CONSEQUENCES OF DUTY APPLICATIONS
UNINTENDED, OR IS IT?
By Gerhard Papenfus
Towards the end of 2022, ArcelorMittal South Africa (AMSA) applied to Government for an additional duty of 41%, on top of the existing 10% duty, on certain steel products, currently not manufactured by AMSA.
The product involved is galvanised coil with a thickness of less than 0.45mm, that includes many specifications which AMSA is not able to manufacture. This coil serves as raw material for the steel manufacturing industry to manufacture a host of products used by South Africans.
On receipt of such an application, the International Trade Administration Commission (ITAC) has to make a recommendation to Minister Patel whether to implement the duty or not.
Logic dictates that the mere fact that AMSA does not manufacture some of these products, should make it extremely unlikely that ITAC will recommend the introduction of such a duty by the Minister. That, however, may not be the case. Government is not known for making rational decisions. A recent example, in respect of the Steel Industry, was the extension of duties on hot rolled coil, in contravention of World Trade Organisation (WTO) rules. This decision by the Minister of Trade, Industry and Competition was ultimately challenged by Macsteel, a prominent role player in the Industry. Government eventually capitulated and settled the matter out of court..
Although it is inconceivable that Government will introduce an import duty on a steel product that AMSA does not manufacture, the delay by ITAC to deal with this matter speedily and decisively, and to make its intentions clear in respect of their recommendation to the Minister, already has severe negative consequences on manufacturers.
Steel manufacturers simply do not trust ITAC to make a just recommendation, namely not to tax products that AMSA cannot supply. Within this context it has become too risky for the relevant manufacturers to import the relevant product because, once the order is placed from an overseas supplier and the duty is suddenly introduced, that consignment is subject to the payment of the 51% import duty. Due to international payment systems, no order can be cancelled or payment reversed.
As a result of the above, and since the relevant raw material is not available, certain products cannot be manufactured and production lines associated with that raw material have to be mothballed. The impact on labour is severe: short-time arrangements and retrenchments have already been implemented in anticipation of Government’s decision.

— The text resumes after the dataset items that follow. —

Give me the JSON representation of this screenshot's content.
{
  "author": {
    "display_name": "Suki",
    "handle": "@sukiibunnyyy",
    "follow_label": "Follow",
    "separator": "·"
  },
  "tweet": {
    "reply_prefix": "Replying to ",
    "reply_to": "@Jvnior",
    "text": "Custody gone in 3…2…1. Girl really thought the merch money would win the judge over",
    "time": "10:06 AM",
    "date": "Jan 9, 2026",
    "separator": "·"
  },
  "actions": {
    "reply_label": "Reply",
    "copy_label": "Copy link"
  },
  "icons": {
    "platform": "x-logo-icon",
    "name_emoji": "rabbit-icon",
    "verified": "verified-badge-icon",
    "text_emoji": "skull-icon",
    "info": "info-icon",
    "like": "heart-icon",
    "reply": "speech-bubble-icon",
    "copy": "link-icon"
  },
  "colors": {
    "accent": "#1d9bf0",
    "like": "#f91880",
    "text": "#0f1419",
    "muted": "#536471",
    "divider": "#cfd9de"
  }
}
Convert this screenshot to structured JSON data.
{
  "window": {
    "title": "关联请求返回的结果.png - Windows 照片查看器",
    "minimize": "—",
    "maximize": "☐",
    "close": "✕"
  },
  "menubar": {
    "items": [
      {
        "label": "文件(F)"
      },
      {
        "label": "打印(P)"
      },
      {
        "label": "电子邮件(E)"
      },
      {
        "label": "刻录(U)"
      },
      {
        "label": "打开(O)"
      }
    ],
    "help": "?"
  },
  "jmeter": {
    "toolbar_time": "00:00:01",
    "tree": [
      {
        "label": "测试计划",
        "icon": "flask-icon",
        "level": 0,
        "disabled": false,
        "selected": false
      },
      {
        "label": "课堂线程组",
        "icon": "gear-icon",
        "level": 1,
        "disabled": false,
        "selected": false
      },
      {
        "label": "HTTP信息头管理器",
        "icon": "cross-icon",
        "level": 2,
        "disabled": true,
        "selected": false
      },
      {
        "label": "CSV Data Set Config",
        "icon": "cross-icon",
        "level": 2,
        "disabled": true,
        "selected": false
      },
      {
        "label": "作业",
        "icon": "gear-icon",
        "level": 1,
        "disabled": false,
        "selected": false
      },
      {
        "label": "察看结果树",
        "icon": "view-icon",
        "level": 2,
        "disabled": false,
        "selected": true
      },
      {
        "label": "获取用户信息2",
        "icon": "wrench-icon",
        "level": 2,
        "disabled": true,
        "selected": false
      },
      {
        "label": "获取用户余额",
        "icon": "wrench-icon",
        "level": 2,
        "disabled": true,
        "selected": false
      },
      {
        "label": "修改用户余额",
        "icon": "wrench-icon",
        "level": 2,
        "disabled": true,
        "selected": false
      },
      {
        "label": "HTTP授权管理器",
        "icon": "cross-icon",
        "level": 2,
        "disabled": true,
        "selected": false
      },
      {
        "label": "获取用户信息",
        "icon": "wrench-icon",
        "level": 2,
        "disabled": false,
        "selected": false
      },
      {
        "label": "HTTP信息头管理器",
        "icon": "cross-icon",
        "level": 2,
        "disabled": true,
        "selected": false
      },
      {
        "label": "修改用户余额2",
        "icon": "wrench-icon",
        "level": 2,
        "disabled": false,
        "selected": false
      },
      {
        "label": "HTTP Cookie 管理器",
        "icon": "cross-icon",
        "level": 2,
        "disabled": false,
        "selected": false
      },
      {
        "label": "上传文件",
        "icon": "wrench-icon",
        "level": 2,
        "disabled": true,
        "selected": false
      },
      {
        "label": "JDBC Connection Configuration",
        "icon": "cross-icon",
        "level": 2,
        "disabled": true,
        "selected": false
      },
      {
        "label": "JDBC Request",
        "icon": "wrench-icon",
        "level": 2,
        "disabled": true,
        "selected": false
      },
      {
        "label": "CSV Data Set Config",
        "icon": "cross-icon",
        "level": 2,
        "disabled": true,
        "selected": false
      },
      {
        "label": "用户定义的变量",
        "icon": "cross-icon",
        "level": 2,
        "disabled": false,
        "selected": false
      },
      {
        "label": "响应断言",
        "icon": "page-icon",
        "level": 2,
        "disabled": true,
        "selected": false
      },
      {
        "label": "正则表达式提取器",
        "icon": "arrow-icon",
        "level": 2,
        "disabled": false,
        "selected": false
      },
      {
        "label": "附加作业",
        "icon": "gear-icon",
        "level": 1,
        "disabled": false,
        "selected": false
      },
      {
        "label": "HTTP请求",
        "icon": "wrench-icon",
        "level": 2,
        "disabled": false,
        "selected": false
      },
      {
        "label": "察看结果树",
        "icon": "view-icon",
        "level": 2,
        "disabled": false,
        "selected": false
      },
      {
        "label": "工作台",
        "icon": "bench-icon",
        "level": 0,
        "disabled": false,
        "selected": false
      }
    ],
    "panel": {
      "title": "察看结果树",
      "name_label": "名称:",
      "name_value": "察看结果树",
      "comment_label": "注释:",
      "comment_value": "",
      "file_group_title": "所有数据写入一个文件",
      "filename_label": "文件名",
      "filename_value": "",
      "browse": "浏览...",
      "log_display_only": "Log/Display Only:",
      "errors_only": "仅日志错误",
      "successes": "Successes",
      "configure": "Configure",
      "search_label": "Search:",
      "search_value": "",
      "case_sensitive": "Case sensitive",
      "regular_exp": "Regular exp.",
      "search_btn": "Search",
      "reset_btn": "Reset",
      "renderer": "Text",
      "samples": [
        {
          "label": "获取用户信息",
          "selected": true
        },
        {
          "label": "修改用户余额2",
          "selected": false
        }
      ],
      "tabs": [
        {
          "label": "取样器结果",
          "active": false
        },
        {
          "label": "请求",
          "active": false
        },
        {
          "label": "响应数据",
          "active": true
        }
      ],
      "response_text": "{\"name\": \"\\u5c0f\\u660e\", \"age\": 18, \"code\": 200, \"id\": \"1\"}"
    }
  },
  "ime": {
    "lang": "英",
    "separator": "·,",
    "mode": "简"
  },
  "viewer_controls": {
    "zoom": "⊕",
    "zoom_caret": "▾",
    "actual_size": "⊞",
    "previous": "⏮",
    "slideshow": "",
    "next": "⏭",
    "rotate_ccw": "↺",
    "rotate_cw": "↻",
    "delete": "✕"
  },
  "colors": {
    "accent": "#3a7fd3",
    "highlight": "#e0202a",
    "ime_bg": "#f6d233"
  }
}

What is clear is AMSA’s monopolistic nature and the devastating impact it has on the steel downstream. By merely applying for a duty, AMSA is able to stop the importation of alternative products that compete with them. Their self-serving and opportunistic conduct, in applying for duties on products that they do not manufacture, results in them being able to force industry to pay an exorbitant price for a different product which is not really an alternative but a critical necessity for certain consumers.
Not only should ITAC recommend to the Minister not to introduce these duties, Government should not be complicit in boosting AMSA’s monopolistic conduct, and they should communicate that to the industry as a matter of urgency.
This particular sector is preparing for legal action should this duty be implemented.
Gerhard Papenfus is the Chief Executive of the National Employers’ Association of South Africa (NEASA).